There’s nothing to see here—no pictures of perfection. I’m just a woman, who wants to be more like Martha in the Bible, when she understood that Jesus is the Resurrection and the Life.
Such was my struggle on that week, when not only my husband’s parents were coming to Colorado, but also his aunt and uncle. I was pregnant with our fourth child and felt inadequate to say the least. You could say my reality show would be called, “Woman Falls Short–in Everything.”
They all decided one day to take an excursion up the mountain through a bumpy road that I knew I could not, should not and would not take. I stayed at home alone and decided to impress my guests with a fabulous meal. Soon they would taste and see my mad cooking skillz.
First I started boiling the chicken for the main course of Chicken Pot Pie. Then, as it cooked, I pulled out my friend Holly’s grandmother’s recipe for Five Flavor Cake. I had prepared it quite a few times before, so I felt confident.
As the cake was slowly baking in the oven, I prepared the chicken pot pie, feeling like I was the time-management, cooking, queen-of-the-world. All of a sudden, as I was stirring the filling, I began to smell something burning.
“Hmm,” I thought, “the cake is almost done, but surely it couldn’t be burning, yet.” The burning began to smell electrical, then as I glanced at the oven—it was aflame!
I quickly turned off the oven, and grabbed pot holders. The flames had died down and the charred remains of cake sizzled (at this point I thought my oven had sizzled and died, too).
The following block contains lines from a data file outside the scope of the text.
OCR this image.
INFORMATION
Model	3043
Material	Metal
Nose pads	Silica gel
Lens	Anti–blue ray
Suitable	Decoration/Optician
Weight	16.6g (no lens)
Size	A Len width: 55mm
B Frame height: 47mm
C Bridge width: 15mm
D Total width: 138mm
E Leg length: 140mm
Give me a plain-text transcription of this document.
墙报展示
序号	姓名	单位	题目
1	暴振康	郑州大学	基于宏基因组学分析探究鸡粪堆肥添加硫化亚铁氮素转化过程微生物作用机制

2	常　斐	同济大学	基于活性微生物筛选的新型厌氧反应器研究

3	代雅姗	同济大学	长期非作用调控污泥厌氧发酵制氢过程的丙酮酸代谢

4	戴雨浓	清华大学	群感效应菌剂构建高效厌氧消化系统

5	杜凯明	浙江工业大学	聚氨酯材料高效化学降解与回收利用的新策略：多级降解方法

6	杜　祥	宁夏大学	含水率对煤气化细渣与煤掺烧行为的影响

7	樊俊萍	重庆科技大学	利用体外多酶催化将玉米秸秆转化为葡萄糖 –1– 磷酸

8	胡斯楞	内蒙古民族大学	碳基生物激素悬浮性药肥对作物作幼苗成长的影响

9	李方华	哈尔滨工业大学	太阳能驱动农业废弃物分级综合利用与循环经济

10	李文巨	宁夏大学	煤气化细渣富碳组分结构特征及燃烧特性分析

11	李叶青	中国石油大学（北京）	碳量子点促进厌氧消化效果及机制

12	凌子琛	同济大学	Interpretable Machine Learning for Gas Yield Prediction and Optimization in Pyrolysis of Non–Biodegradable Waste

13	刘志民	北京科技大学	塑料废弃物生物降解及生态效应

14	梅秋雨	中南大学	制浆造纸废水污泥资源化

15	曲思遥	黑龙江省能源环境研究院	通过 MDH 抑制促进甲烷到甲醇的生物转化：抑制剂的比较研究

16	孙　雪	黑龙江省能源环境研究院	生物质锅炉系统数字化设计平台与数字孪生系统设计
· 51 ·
I pulled the cake out and saw that nearly 1/3 of the cake had cooked over onto the element below. The cake was not ruined, but it also wasn’t very pretty.
When I turned it over on the cake plate, I realized how despicably ugly it was. But I decided that it was still tasty enough to eat. At this point I angrily and with vigor threw the pan in the outside waste receptacle.
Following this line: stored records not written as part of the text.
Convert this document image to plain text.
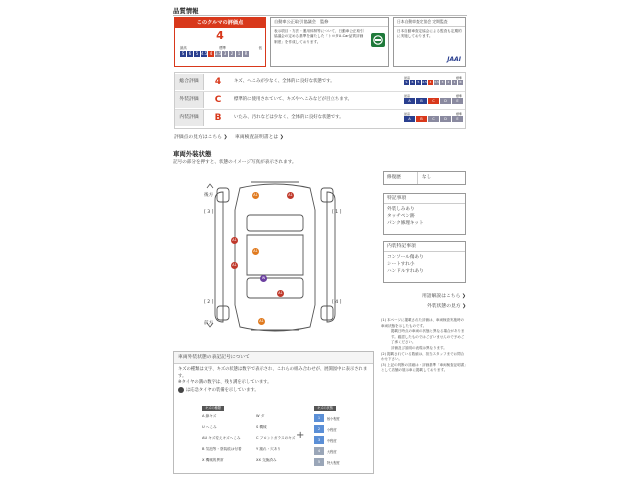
品質情報
このクルマの評価点
4
最高	標準	低
S	6	5 4.5 4 3.5 3	2	1	R
自動車公正取引協議会　監修
表示項目・方法・運用体制等について、日動車公正取引協議会の定める基準を満たした「トヨタU-Car品質評価制度」を作成しております。
日本自動車査定協会 定期監査
日本自動車査定協会による監査も定期的に実施しております。
JAAI
総合評価	4	キズ、へこみが少なく、全体的に良好な状態です。
最高	標準
S	6	5 4.5 4 3.5 3	2	1	R
外装評価	C	標準的に使用されていて、キズやへこみなどが目立ちます。
最高	標準
A	B	C	D	E
内装評価	B	いたみ、汚れなどは少なく、全体的に良好な状態です。
最高	標準
A	B	C	D	E
評価点の見方はこちら ❯ 車両検査証明書とは ❯
車両外装状態
記号の部分を押すと、状態のイメージ写真が表示されます。
後方
前方
[ 3 ]	[ 1 ]
[ 2 ]	[ 4 ]
A1	A1
A1
A1
A1
W
A1
A1
修復歴	なし
特記事項
外装しみあり
タッチペン跡
パンク修理キット
内装特記事項
コンソール傷あり
シートすれ小
ハンドルすれあり
用語解説はこちら ❯
外装状態の見方 ❯
(1) 本ページに掲載された評価は、車両検査実施時の車両状態を示したものです。
掲載日時点の車両の状態と異なる場合があります。確認したものではございませんので予めご了承ください。
評価及び説明の表現は異なります。
(2) 掲載されている数値は、担当スタッフまでお問合わせ下さい。
(3) 上記の判断の詳細は・評価基準「車両検査証明書」として店舗の展示車に掲載しております。
車両外装状態の表記記号について
キズの種類は文字、キズの状態は数字で表示され、これらの組み合わせが、展開図中に表示されます。
※タイヤの溝の数字は、残り溝を示しています。
は応急タイヤの装備を示しています。
キズの種類
A 線キズ
U へこみ
AU キズ変えキズへこみ
B 気泡等・塗装痕は付着
X 機械的異常
W ダ
S 機械
C フロントガラスのキズ
Y 割れ・穴あり
XX 交換済み
+
キズの状態
1	極小程度
2	小程度
3	中程度
4	大程度
5	特大程度
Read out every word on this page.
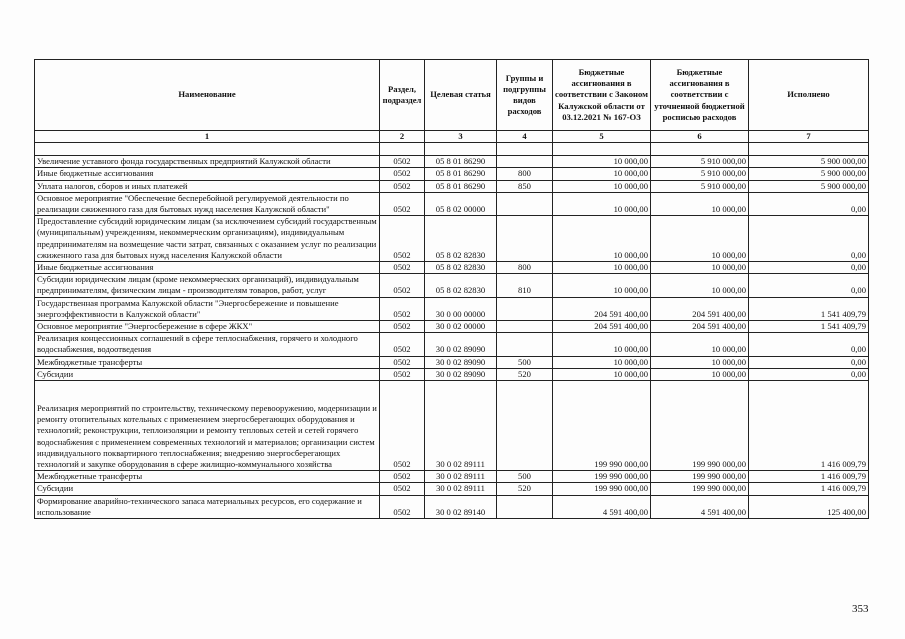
Наименование	Раздел, подраздел	Целевая статья	Группы и подгруппы видов расходов	Бюджетные ассигнования в соответствии с Законом Калужской области от 03.12.2021 № 167-ОЗ	Бюджетные ассигнования в соответствии с уточненной бюджетной росписью расходов	Исполнено
1	2	3	4	5	6	7

Увеличение уставного фонда государственных предприятий Калужской области	0502	05 8 01 86290		10 000,00	5 910 000,00	5 900 000,00
Иные бюджетные ассигнования	0502	05 8 01 86290	800	10 000,00	5 910 000,00	5 900 000,00
Уплата налогов, сборов и иных платежей	0502	05 8 01 86290	850	10 000,00	5 910 000,00	5 900 000,00
Основное мероприятие "Обеспечение бесперебойной регулируемой деятельности по реализации сжиженного газа для бытовых нужд населения Калужской области"	0502	05 8 02 00000		10 000,00	10 000,00	0,00
Предоставление субсидий юридическим лицам (за исключением субсидий государственным (муниципальным) учреждениям, некоммерческим организациям), индивидуальным предпринимателям на возмещение части затрат, связанных с оказанием услуг по реализации сжиженного газа для бытовых нужд населения Калужской области	0502	05 8 02 82830		10 000,00	10 000,00	0,00
Иные бюджетные ассигнования	0502	05 8 02 82830	800	10 000,00	10 000,00	0,00
Субсидии юридическим лицам (кроме некоммерческих организаций), индивидуальным предпринимателям, физическим лицам - производителям товаров, работ, услуг	0502	05 8 02 82830	810	10 000,00	10 000,00	0,00
Государственная программа Калужской области "Энергосбережение и повышение энергоэффективности в Калужской области"	0502	30 0 00 00000		204 591 400,00	204 591 400,00	1 541 409,79
Основное мероприятие "Энергосбережение в сфере ЖКХ"	0502	30 0 02 00000		204 591 400,00	204 591 400,00	1 541 409,79
Реализация концессионных соглашений в сфере теплоснабжения, горячего и холодного водоснабжения, водоотведения	0502	30 0 02 89090		10 000,00	10 000,00	0,00
Межбюджетные трансферты	0502	30 0 02 89090	500	10 000,00	10 000,00	0,00
Субсидии	0502	30 0 02 89090	520	10 000,00	10 000,00	0,00
Реализация мероприятий по строительству, техническому перевооружению, модернизации и ремонту отопительных котельных с применением энергосберегающих оборудования и технологий; реконструкции, теплоизоляции и ремонту тепловых сетей и сетей горячего водоснабжения с применением современных технологий и материалов; организации систем индивидуального поквартирного теплоснабжения; внедрению энергосберегающих технологий и закупке оборудования в сфере жилищно-коммунального хозяйства	0502	30 0 02 89111		199 990 000,00	199 990 000,00	1 416 009,79
Межбюджетные трансферты	0502	30 0 02 89111	500	199 990 000,00	199 990 000,00	1 416 009,79
Субсидии	0502	30 0 02 89111	520	199 990 000,00	199 990 000,00	1 416 009,79
Формирование аварийно-технического запаса материальных ресурсов, его содержание и использование	0502	30 0 02 89140		4 591 400,00	4 591 400,00	125 400,00
353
That evening around the table, I served chicken pot pie, which was a hit by the way, and cake. I, myself, ate some humble pie—as my tube pan became fodder for the trash man and my oven smelled every time I used it for awhile, as a reminder. But at least the oven worked, praise God!
Looking back, I see several aspects of my attitude that could have prevented that whole incident.
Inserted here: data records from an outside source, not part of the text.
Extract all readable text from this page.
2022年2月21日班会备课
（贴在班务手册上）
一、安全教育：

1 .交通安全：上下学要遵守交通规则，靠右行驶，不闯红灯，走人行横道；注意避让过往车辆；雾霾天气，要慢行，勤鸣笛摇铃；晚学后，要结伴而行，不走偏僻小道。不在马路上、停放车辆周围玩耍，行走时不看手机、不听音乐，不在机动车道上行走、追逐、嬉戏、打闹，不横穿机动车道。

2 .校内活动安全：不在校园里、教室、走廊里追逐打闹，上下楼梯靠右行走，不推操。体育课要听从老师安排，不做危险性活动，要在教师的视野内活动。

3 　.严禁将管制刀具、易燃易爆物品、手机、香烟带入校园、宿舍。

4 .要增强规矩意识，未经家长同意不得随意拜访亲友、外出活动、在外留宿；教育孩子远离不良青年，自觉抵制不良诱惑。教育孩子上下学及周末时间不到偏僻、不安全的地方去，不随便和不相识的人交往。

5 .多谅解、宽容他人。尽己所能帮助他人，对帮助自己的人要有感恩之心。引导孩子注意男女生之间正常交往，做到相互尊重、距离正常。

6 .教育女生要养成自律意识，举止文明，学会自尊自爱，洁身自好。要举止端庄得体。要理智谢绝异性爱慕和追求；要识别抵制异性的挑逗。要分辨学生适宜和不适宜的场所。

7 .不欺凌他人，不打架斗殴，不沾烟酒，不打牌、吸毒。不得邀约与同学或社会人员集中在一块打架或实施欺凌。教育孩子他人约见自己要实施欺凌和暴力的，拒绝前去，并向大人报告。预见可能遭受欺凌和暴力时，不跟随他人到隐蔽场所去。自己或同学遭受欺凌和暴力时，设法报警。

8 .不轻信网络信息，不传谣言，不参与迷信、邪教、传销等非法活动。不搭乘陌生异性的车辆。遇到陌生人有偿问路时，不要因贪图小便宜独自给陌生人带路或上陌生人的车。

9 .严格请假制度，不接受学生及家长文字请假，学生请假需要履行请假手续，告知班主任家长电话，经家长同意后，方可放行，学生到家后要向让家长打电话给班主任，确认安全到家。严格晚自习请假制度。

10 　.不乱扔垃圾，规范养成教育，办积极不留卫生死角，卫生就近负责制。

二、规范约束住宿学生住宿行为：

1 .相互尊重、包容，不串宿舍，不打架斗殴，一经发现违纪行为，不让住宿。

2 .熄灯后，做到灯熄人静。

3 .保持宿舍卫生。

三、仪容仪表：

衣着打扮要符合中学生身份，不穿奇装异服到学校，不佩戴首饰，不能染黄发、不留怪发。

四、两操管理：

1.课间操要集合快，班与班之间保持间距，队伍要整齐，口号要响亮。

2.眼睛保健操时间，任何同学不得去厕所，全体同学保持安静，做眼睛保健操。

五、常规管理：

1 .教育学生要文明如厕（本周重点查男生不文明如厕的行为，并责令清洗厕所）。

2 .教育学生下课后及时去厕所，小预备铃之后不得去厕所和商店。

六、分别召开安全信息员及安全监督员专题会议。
First of all, the recipe came from my friend in Arkansas, when we lived there. I had also prepared it in Texas a few times, when we lived there. But Colorado, 7000 feet altitude and cakes can be tricky. I have since learned that the recipe need not be altered for high altitude, just fill the pan less full.
Also, I was full up with pride. I wanted to impress everyone. But that left nothing for me but a frustrating snare. I didn’t have to earn their love or acceptance. I already was (and am) loved and accepted by them.
Looking back I should have driven to the store for some take out and watched “Pride and Prejudice” again. It would have been received just as well, and my spirit would have been less frazzled.